Replace Drugs With Running to Experience a ‘Natural High’
By Smitha Nambiar | July 15, 2014 6:13 PM EST
Running, in place of 'recreational drugs,' brings in an endorphin rush, which in turn gives rise to a feel good factor, reveals a study.
Relaxation includes many techniques such as consumption of drugs. According to a recent study, 10 per cent of the working class in Australia consume drugs or use cannabis. Australians, researchers say, are the biggest users of ecstasy. However, recent studies have revealed that runners or people who run regularly talk about being taken to a "higher" place and experiencing a post exercise "high."
German national soccer player and captain Philipp Lahm runs during a training session in St. Martin, northern Italy, May 29, 2014. The German national soccer team's training camp, in preparation for the 2014 World Cup in Brazil, began in St. Martin near Merano on May 21.

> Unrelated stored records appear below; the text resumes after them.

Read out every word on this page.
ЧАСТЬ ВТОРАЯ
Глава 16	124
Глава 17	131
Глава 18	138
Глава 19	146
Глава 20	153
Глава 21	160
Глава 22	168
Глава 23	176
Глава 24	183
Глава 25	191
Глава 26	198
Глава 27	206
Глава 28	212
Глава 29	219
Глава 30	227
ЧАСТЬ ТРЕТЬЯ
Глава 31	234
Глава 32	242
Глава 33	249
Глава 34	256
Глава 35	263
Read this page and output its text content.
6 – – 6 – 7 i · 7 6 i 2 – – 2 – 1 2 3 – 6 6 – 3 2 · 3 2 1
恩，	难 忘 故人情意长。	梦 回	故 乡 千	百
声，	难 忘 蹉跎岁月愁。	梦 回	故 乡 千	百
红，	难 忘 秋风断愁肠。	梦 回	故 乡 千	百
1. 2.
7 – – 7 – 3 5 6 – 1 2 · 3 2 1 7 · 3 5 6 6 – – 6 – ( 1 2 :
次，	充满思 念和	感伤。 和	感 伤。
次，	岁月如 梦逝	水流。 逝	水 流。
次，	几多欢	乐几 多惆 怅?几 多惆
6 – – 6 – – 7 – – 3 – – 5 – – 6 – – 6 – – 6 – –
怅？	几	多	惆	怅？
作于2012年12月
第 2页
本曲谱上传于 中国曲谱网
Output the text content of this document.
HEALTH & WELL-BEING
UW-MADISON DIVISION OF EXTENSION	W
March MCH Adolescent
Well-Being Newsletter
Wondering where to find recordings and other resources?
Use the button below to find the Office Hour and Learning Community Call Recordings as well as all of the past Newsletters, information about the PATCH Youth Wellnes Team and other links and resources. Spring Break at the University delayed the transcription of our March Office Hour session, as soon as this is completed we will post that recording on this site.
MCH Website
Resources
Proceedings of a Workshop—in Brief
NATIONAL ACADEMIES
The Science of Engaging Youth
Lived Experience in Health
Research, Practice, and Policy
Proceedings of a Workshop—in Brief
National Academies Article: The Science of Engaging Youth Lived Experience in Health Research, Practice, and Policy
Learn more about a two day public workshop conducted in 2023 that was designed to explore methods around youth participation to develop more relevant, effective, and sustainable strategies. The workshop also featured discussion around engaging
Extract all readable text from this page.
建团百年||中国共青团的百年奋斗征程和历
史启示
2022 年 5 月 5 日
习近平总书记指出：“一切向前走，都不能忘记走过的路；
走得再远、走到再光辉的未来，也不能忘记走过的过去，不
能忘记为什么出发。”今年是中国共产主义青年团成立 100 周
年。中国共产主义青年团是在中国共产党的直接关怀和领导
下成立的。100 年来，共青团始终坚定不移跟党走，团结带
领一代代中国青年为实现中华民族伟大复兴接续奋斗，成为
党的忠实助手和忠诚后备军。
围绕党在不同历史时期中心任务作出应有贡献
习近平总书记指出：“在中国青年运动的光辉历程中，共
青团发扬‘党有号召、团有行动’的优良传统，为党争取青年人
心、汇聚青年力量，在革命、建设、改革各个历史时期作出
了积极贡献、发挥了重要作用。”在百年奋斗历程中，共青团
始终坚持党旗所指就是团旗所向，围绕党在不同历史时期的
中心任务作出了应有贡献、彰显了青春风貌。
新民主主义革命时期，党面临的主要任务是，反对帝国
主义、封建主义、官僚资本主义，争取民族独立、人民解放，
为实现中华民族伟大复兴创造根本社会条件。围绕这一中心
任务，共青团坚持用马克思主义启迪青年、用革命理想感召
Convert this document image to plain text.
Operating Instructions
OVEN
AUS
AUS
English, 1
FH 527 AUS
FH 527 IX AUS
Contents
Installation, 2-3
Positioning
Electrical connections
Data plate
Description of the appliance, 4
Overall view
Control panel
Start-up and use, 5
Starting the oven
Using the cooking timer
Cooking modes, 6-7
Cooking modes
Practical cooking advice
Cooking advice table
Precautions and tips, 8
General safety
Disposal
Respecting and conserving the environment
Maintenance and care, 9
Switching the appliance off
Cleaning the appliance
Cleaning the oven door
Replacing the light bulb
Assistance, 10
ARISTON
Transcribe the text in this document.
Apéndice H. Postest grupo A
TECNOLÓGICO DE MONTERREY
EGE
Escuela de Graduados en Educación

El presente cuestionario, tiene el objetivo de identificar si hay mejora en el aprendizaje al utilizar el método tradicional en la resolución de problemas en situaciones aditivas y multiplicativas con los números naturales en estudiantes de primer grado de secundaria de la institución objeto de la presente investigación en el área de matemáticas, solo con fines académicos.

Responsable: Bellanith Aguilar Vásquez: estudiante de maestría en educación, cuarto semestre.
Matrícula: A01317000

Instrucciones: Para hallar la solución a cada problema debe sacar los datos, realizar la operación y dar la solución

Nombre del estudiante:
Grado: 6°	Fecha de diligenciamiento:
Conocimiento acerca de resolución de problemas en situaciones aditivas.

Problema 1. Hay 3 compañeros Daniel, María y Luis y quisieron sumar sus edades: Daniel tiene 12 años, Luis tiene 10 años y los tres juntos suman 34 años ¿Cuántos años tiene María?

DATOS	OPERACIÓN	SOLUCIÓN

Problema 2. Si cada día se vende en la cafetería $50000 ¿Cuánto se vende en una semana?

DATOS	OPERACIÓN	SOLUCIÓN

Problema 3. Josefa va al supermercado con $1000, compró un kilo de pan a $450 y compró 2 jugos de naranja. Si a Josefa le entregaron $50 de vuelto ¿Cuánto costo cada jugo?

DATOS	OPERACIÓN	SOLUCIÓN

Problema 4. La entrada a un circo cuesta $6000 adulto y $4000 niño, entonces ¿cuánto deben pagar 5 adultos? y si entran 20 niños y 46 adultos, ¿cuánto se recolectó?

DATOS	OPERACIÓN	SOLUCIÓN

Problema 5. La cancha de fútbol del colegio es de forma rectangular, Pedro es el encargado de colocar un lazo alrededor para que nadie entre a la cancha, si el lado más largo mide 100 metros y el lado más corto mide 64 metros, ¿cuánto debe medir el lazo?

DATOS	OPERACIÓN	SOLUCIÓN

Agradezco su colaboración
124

While drugs can knock you down, disrupt your daily routine and play havoc with your fitness, running, which is also addictive, is recreational, and relieves you of physical and emotional stress.
The 'natural high' that one can experience during a race, or a training session, is being referred to as "flow" by psychologists. People who have experienced "flow" summarise it thus - "felt easy," "complete task focus," "totally relaxed," "enjoying experience as it occurs," "totally absorbed in what I am doing," "endless supply of energy," "things happening automatically,""nothing else enters awareness" and "leaves you feeling great".
Sue Jackson, a registered psychologist and member of the College of Sport and Exercise Psychologists of the Australian Psychological Society, now manages the Body and Mind Flow training clinic in Brisbane. "When in flow, nothing disturbs or detracts from this concentrated state. Neither external nor internal distractions take up mental space. It's an optimal mindful state," explains Jackson.
There is a sense of effortlessness when you are in flow, said Jackson. "Even if you are aware of your effort, because of your level of confidence and your sense of control of what you're doing, you don't perceive it the same way," said Jackson, who has worked with elite athletes and been part of the psychology of performance enhancement after acquiring a PhD degree on flow state in the early 1990s.
The flow concept was first introduced by Mihaly Csikszentmihalyi in the 1990s. In Csikszentmihalyi's words, "Flow is the mental state of operation in which a person performing an activity is fully immersed in a feeling of energised focus, full involvement, and enjoyment in the process of the activity."
Running gives you a high, which in turn facilitates the "flow." This makes the task at hand more enjoyable and hence motivating too. Scientists thus recommend running to 'recreational' drugs.